Urgensi Penetapan Standar Mahar dalam Regulasi Pernikahan di Indonesia
DOI:
https://doi.org/10.54576/annahl.v10i1.76Keywords:
Mahar, Perkawinan, Maqasid Syariah, Kompilasi Hukum IslamAbstract
Mahar merupakan kewajiban suami kepada isteri yang diperintahkan dengan jelas dalam Al-qur’an, hadits, ijma’ dan ketentuan hukum di Indonesia. Ayat al-Quran maupun hadits Nabi tidak menjelaskan batasan minimal mahar. Dalam ketentuan hukum di Indonesia, juga tidak diatur batasan terendah mahar. Pasal 30 Kompilasi Hukum Islam (KHI) menegaskan bahwa bentuk dan jenis mahar disepakati oleh pihak calon mempelai laki-laki dan calon mempelai wanita. Dalam praktiknya, sangat banyak yang memberi mahar sangat murah, bahkan hanya yang membayar mahar berupa sendal jepit ataupun uang Rp100.000,00. Setelah pernikahan berlangsung, pernikahan dengan mahar sangat rendah ini rentan untuk mengalami perceraian,bahkan tak jarang hanya dalam hitungan bulan. Oleh sebab itu, perlu diatur batasan minimal mahar, agar bisa menjadi pengikat tidak terjadinya perceraian dengan mudah. Hal ini tentunya menjadikan maqashid syariah mahar dan pernikahan tidak terwujud. Oleh sebab itu, perlu diatur batasan minimal mahar dalam peraturan perundang-undangan di Indonesia. Penulis menggali ketentuan dan ideal mahar dalam penelitian ini dengan menggunakan metode penelitian hukum normatif.
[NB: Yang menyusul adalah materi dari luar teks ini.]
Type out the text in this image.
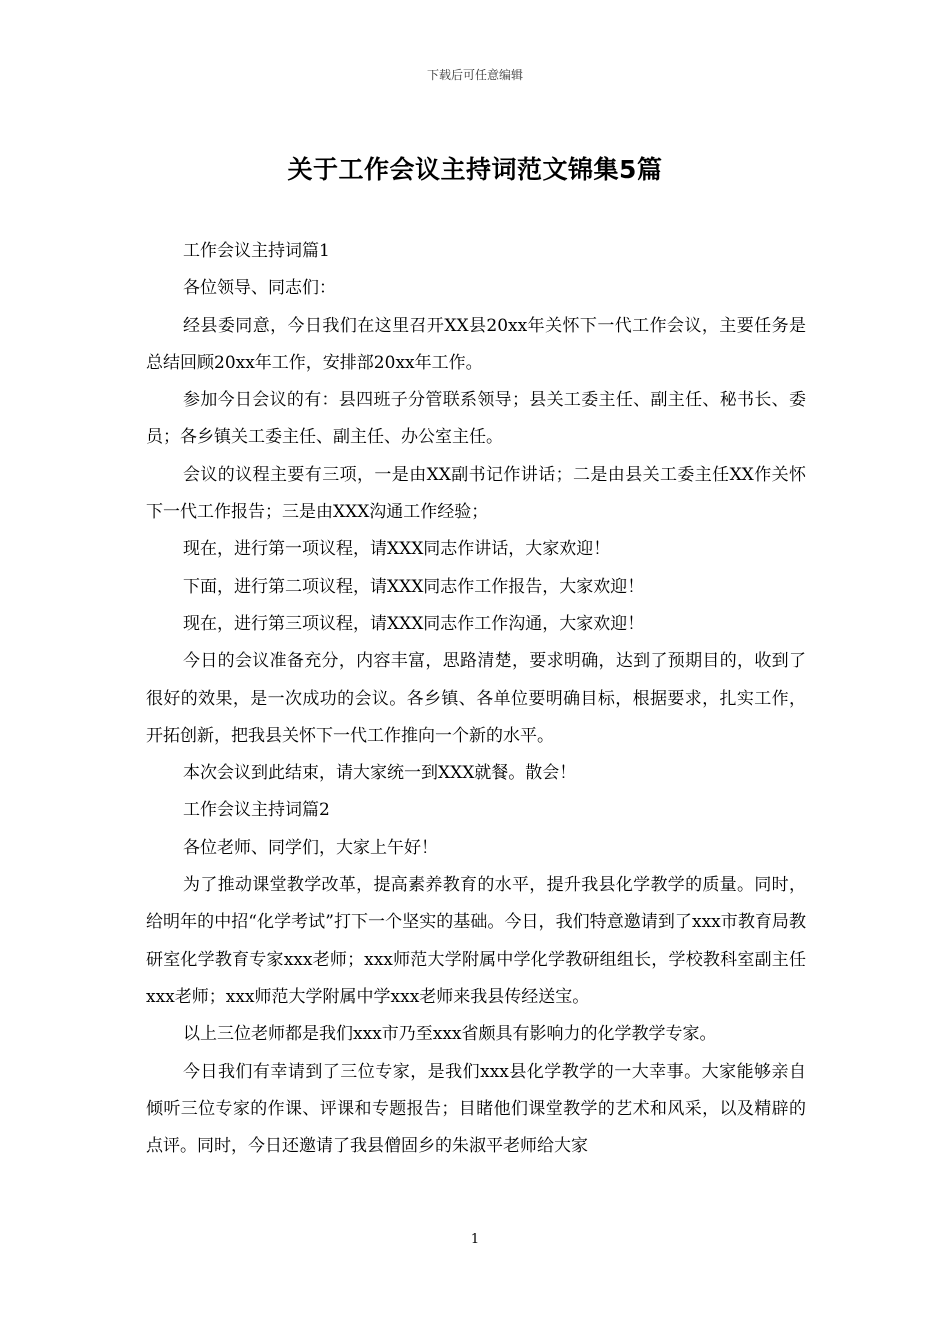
下载后可任意编辑
关于工作会议主持词范文锦集5篇

工作会议主持词篇1

各位领导、同志们：

经县委同意，今日我们在这里召开XX县20xx年关怀下一代工作会议，主要任务是总结回顾20xx年工作，安排部20xx年工作。

参加今日会议的有：县四班子分管联系领导；县关工委主任、副主任、秘书长、委员；各乡镇关工委主任、副主任、办公室主任。

会议的议程主要有三项，一是由XX副书记作讲话；二是由县关工委主任XX作关怀下一代工作报告；三是由XXX沟通工作经验；

现在，进行第一项议程，请XXX同志作讲话，大家欢迎！

下面，进行第二项议程，请XXX同志作工作报告，大家欢迎！

现在，进行第三项议程，请XXX同志作工作沟通，大家欢迎！

今日的会议准备充分，内容丰富，思路清楚，要求明确，达到了预期目的，收到了很好的效果，是一次成功的会议。各乡镇、各单位要明确目标，根据要求，扎实工作，开拓创新，把我县关怀下一代工作推向一个新的水平。

本次会议到此结束，请大家统一到XXX就餐。散会！

工作会议主持词篇2

各位老师、同学们，大家上午好！

为了推动课堂教学改革，提高素养教育的水平，提升我县化学教学的质量。同时，给明年的中招“化学考试”打下一个坚实的基础。今日，我们特意邀请到了xxx市教育局教研室化学教育专家xxx老师；xxx师范大学附属中学化学教研组组长，学校教科室副主任xxx老师；xxx师范大学附属中学xxx老师来我县传经送宝。

以上三位老师都是我们xxx市乃至xxx省颇具有影响力的化学教学专家。

今日我们有幸请到了三位专家，是我们xxx县化学教学的一大幸事。大家能够亲自倾听三位专家的作课、评课和专题报告；目睹他们课堂教学的艺术和风采，以及精辟的点评。同时，今日还邀请了我县僧固乡的朱淑平老师给大家

1
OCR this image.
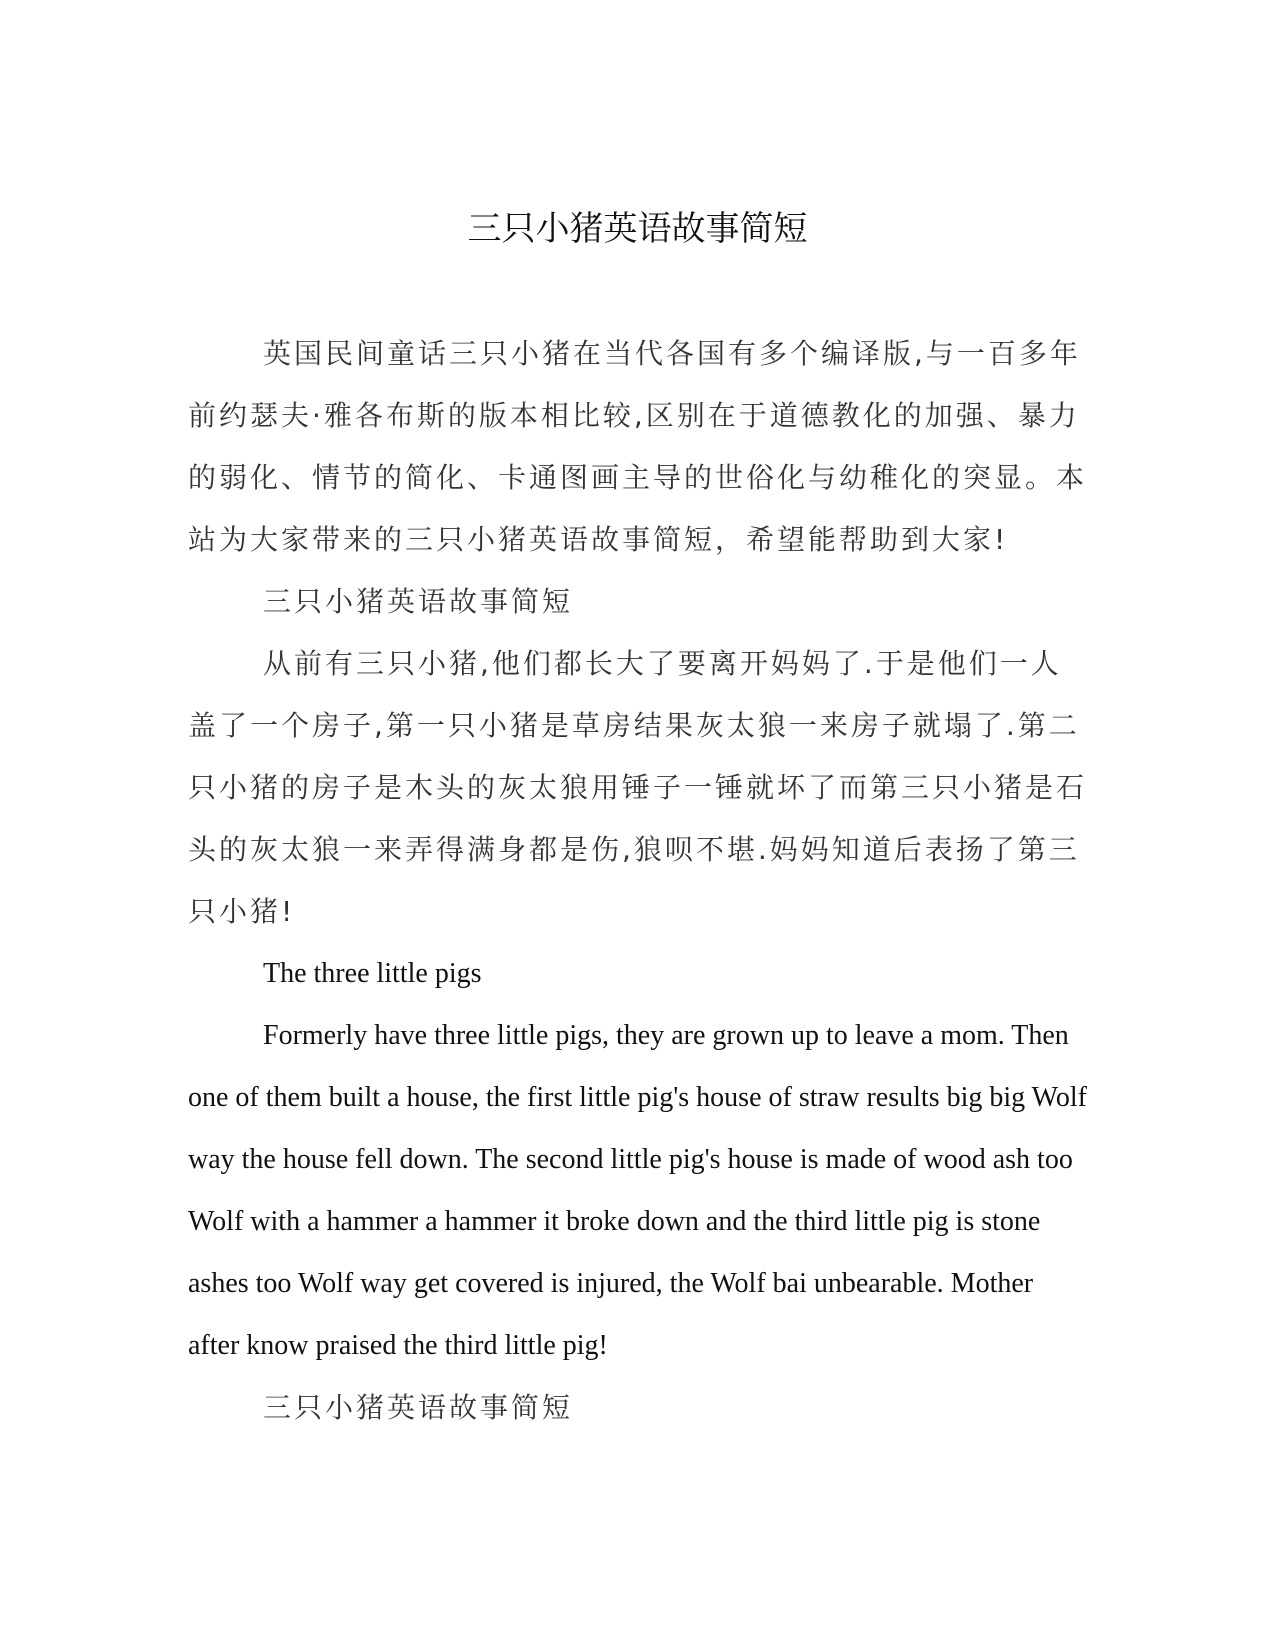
三只小猪英语故事简短

英国民间童话三只小猪在当代各国有多个编译版,与一百多年前约瑟夫·雅各布斯的版本相比较,区别在于道德教化的加强、暴力的弱化、情节的简化、卡通图画主导的世俗化与幼稚化的突显。本站为大家带来的三只小猪英语故事简短，希望能帮助到大家!

三只小猪英语故事简短

从前有三只小猪,他们都长大了要离开妈妈了.于是他们一人盖了一个房子,第一只小猪是草房结果灰太狼一来房子就塌了.第二只小猪的房子是木头的灰太狼用锤子一锤就坏了而第三只小猪是石头的灰太狼一来弄得满身都是伤,狼呗不堪.妈妈知道后表扬了第三只小猪!

The three little pigs

Formerly have three little pigs, they are grown up to leave a mom. Then one of them built a house, the first little pig's house of straw results big big Wolf way the house fell down. The second little pig's house is made of wood ash too Wolf with a hammer a hammer it broke down and the third little pig is stone ashes too Wolf way get covered is injured, the Wolf bai unbearable. Mother after know praised the third little pig!

三只小猪英语故事简短
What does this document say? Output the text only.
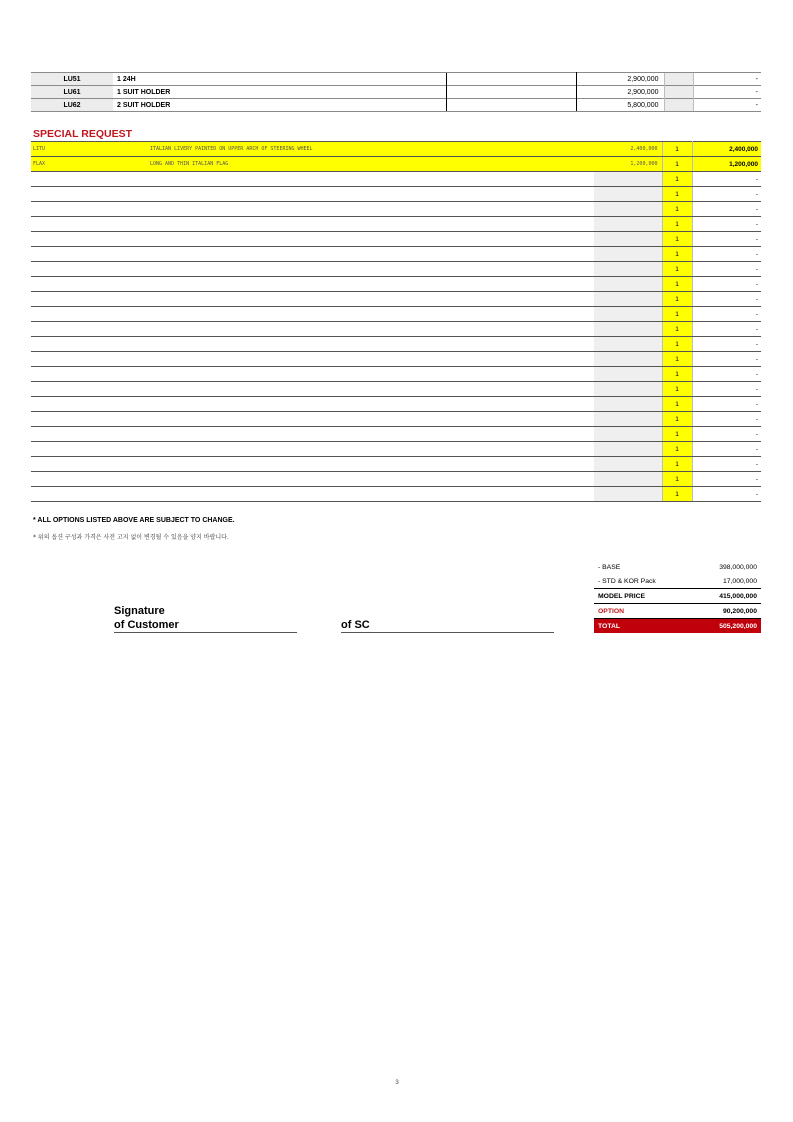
LU51	1 24H		2,900,000		-
LU61	1 SUIT HOLDER		2,900,000		-
LU62	2 SUIT HOLDER		5,800,000		-
SPECIAL REQUEST
LITU	ITALIAN LIVERY PAINTED ON UPPER ARCH OF STEERING WHEEL	2,400,000	1	2,400,000
FLAX	LONG AND THIN ITALIAN FLAG	1,200,000	1	1,200,000
			1	-
			1	-
			1	-
			1	-
			1	-
			1	-
			1	-
			1	-
			1	-
			1	-
			1	-
			1	-
			1	-
			1	-
			1	-
			1	-
			1	-
			1	-
			1	-
			1	-
			1	-
			1	-
* ALL OPTIONS LISTED ABOVE ARE SUBJECT TO CHANGE.
* 위의 옵션 구성과 가격은 사전 고지 없이 변경될 수 있음을 양지 바랍니다.
- BASE	398,000,000
- STD & KOR Pack	17,000,000
MODEL PRICE	415,000,000
OPTION	90,200,000
TOTAL	505,200,000
Signature
of Customer	of SC
3
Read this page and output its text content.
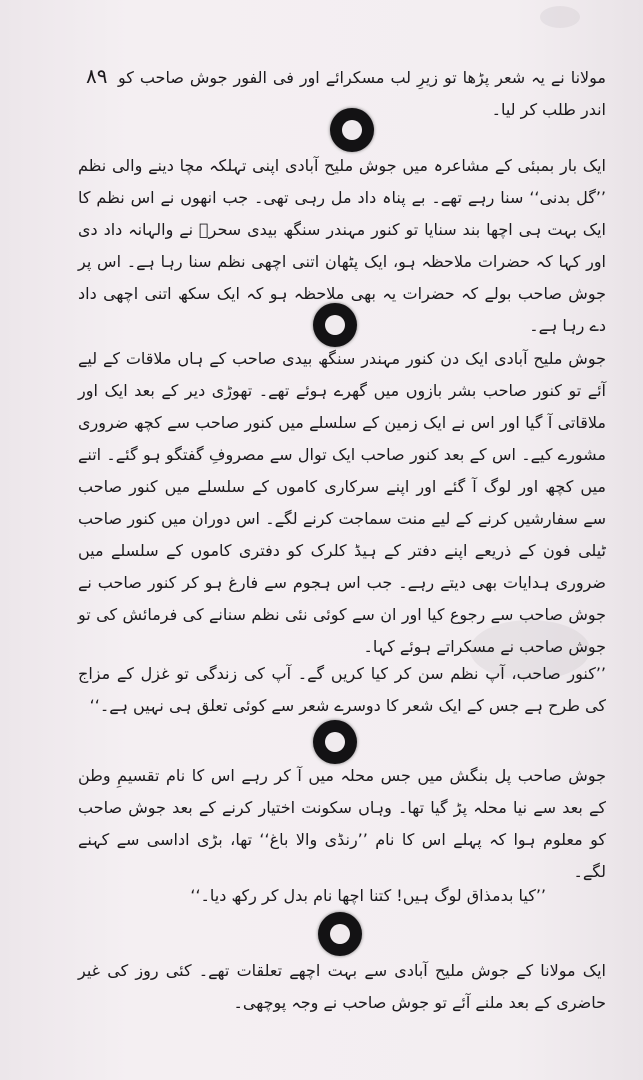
۸۹ مولانا نے یہ شعر پڑھا تو زیرِ لب مسکرائے اور فی الفور جوش صاحب کو اندر طلب کر لیا۔

ایک بار بمبئی کے مشاعرہ میں جوش ملیح آبادی اپنی تہلکہ مچا دینے والی نظم ’’گل بدنی‘‘ سنا رہے تھے۔ بے پناہ داد مل رہی تھی۔ جب انھوں نے اس نظم کا ایک بہت ہی اچھا بند سنایا تو کنور مہندر سنگھ بیدی سحرؔ نے والہانہ داد دی اور کہا کہ حضرات ملاحظہ ہو، ایک پٹھان اتنی اچھی نظم سنا رہا ہے۔ اس پر جوش صاحب بولے کہ حضرات یہ بھی ملاحظہ ہو کہ ایک سکھ اتنی اچھی داد دے رہا ہے۔

جوش ملیح آبادی ایک دن کنور مہندر سنگھ بیدی صاحب کے ہاں ملاقات کے لیے آئے تو کنور صاحب بشر بازوں میں گھرے ہوئے تھے۔ تھوڑی دیر کے بعد ایک اور ملاقاتی آ گیا اور اس نے ایک زمین کے سلسلے میں کنور صاحب سے کچھ ضروری مشورے کیے۔ اس کے بعد کنور صاحب ایک توال سے مصروفِ گفتگو ہو گئے۔ اتنے میں کچھ اور لوگ آ گئے اور اپنے سرکاری کاموں کے سلسلے میں کنور صاحب سے سفارشیں کرنے کے لیے منت سماجت کرنے لگے۔ اس دوران میں کنور صاحب ٹیلی فون کے ذریعے اپنے دفتر کے ہیڈ کلرک کو دفتری کاموں کے سلسلے میں ضروری ہدایات بھی دیتے رہے۔ جب اس ہجوم سے فارغ ہو کر کنور صاحب نے جوش صاحب سے رجوع کیا اور ان سے کوئی نئی نظم سنانے کی فرمائش کی تو جوش صاحب نے مسکراتے ہوئے کہا۔

’’کنور صاحب، آپ نظم سن کر کیا کریں گے۔ آپ کی زندگی تو غزل کے مزاج کی طرح ہے جس کے ایک شعر کا دوسرے شعر سے کوئی تعلق ہی نہیں ہے۔‘‘

جوش صاحب پل بنگش میں جس محلہ میں آ کر رہے اس کا نام تقسیمِ وطن کے بعد سے نیا محلہ پڑ گیا تھا۔ وہاں سکونت اختیار کرنے کے بعد جوش صاحب کو معلوم ہوا کہ پہلے اس کا نام ’’رنڈی والا باغ‘‘ تھا، بڑی اداسی سے کہنے لگے۔

’’کیا بدمذاق لوگ ہیں! کتنا اچھا نام بدل کر رکھ دیا۔‘‘

ایک مولانا کے جوش ملیح آبادی سے بہت اچھے تعلقات تھے۔ کئی روز کی غیر حاضری کے بعد ملنے آئے تو جوش صاحب نے وجہ پوچھی۔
Dapat disimpulkan bahwa sangat perlu ditetapkan standar minimal mahar dalam Undang-undang Pernikahan bagi umat Islam, karena dalam Kompilasi Hukum Islam (KHI) tidak mengatur batas minimal mahar. Namun, KHI sendiri tidak relevan lagi untuk dijadikan dasar memutuskan hukum di Pengadilan Agama termasuk mengatur tentang mahar, karena KHI merupakan Inpres, sedangkan Inpres tidak termasuk dalam produk perundang-undangan yang diatur dalam Pasal 7 ayat (1) Undang-Undang Nomor 12 Tahun 2011 tentang Pembentukan Peraturan Perundang-Undangan. Untuk itu perlu kajian lebih lanjut dari para ahli untuk menetapkan batasan minimal mahar dengan mempertimbangkan maqashid syari’ah mahar.